“Os poetas e os filósofos descobriram o inconsciente antes de mim.
O que eu descobri foi o método científico que nos permite estudar o inconsciente.”
(Sigmund Freud)
Parece-me propício, no mês que se comemora o aniversário de Sigmund Freud (1856-1939), relatar minhas primeiras impressões de um de seus conceitos mais importantes: o inconsciente, sem o qual, não se poderia sustentar a psicanálise nem grande parte das teorias em psicologia. Pelo menos, se considerarmos aqueles que acreditam na sua existência.
No contexto sociocultural, histórico e político atual, percebo uma série de eventos em pauta que, mesmo parecendo novos, se repete continuamente.
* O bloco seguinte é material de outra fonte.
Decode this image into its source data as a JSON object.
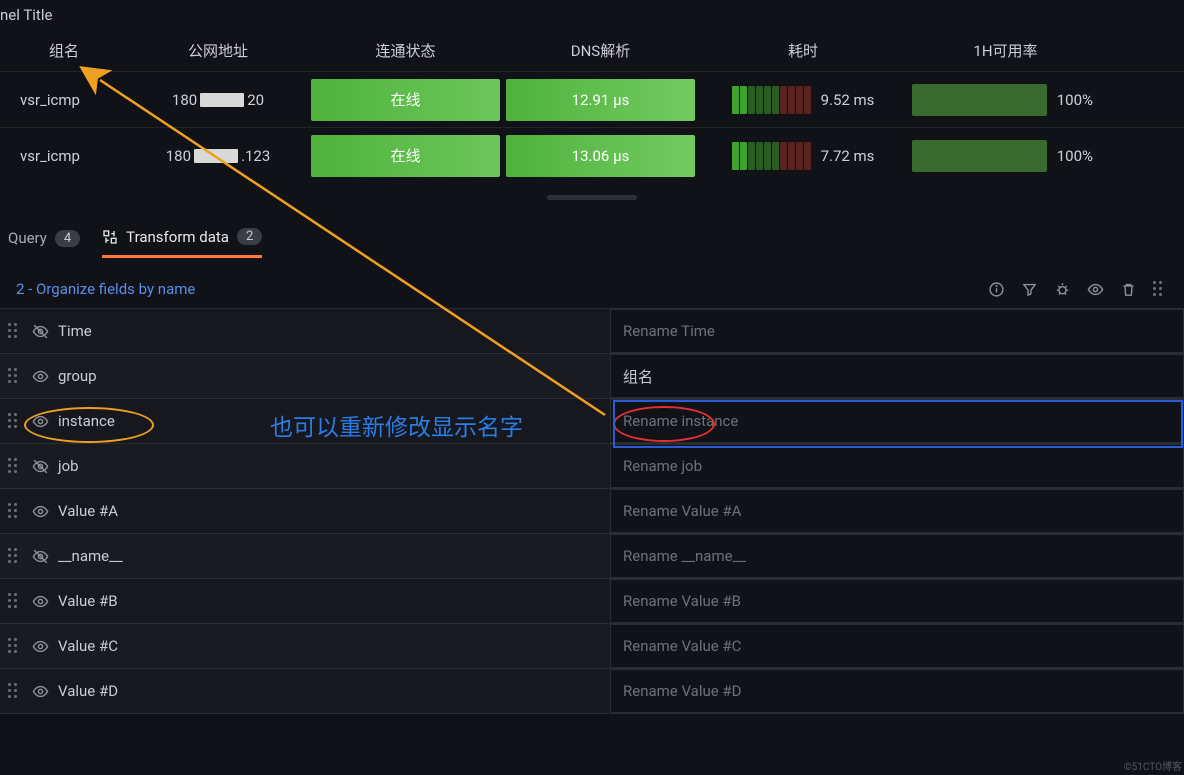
{
  "panel": {
    "title": "nel Title"
  },
  "table": {
    "headers": {
      "c1": "组名",
      "c2": "公网地址",
      "c3": "连通状态",
      "c4": "DNS解析",
      "c5": "耗时",
      "c6": "1H可用率"
    },
    "rows": [
      {
        "group": "vsr_icmp",
        "ip_prefix": "180",
        "ip_suffix": "20",
        "status": "在线",
        "dns": "12.91 μs",
        "latency": "9.52 ms",
        "avail": "100%"
      },
      {
        "group": "vsr_icmp",
        "ip_prefix": "180",
        "ip_suffix": ".123",
        "status": "在线",
        "dns": "13.06 μs",
        "latency": "7.72 ms",
        "avail": "100%"
      }
    ]
  },
  "tabs": {
    "query": {
      "label": "Query",
      "count": "4"
    },
    "transform": {
      "label": "Transform data",
      "count": "2"
    }
  },
  "transform": {
    "title": "2 - Organize fields by name",
    "fields": [
      {
        "visible": false,
        "name": "Time",
        "placeholder": "Rename Time",
        "value": ""
      },
      {
        "visible": true,
        "name": "group",
        "placeholder": "Rename group",
        "value": "组名"
      },
      {
        "visible": true,
        "name": "instance",
        "placeholder": "Rename instance",
        "value": ""
      },
      {
        "visible": false,
        "name": "job",
        "placeholder": "Rename job",
        "value": ""
      },
      {
        "visible": true,
        "name": "Value #A",
        "placeholder": "Rename Value #A",
        "value": ""
      },
      {
        "visible": false,
        "name": "__name__",
        "placeholder": "Rename __name__",
        "value": ""
      },
      {
        "visible": true,
        "name": "Value #B",
        "placeholder": "Rename Value #B",
        "value": ""
      },
      {
        "visible": true,
        "name": "Value #C",
        "placeholder": "Rename Value #C",
        "value": ""
      },
      {
        "visible": true,
        "name": "Value #D",
        "placeholder": "Rename Value #D",
        "value": ""
      }
    ]
  },
  "annotations": {
    "blue_text": "也可以重新修改显示名字"
  },
  "watermark": "©51CTO博客"
}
Sem me estender, basta citar o intento de um grupo partidário que busca no senado federal resgatar e legitimar o caráter “patológico” da homoafetividade. Os embates em torno do tema são polêmicos, extensos, em parte vexatórios, cada parte busca na ciência, na legislação, na política e na religião argumentos para sustentar sua posição, seja ela contrária ou a favor.
Bem mais do que apontar quem está certo ou errado, meu objetivo principal é o de ilustrar que, em ambas as partes, não há como negar as motivações inconscientes que guiam suas práticas e discursos. Entendo que, nas duas frentes, o material pode ter um cunho narcisista e, talvez, não pretenda mostrar nada além da defesa e satisfação de desejos próprios e, portanto, egoístas.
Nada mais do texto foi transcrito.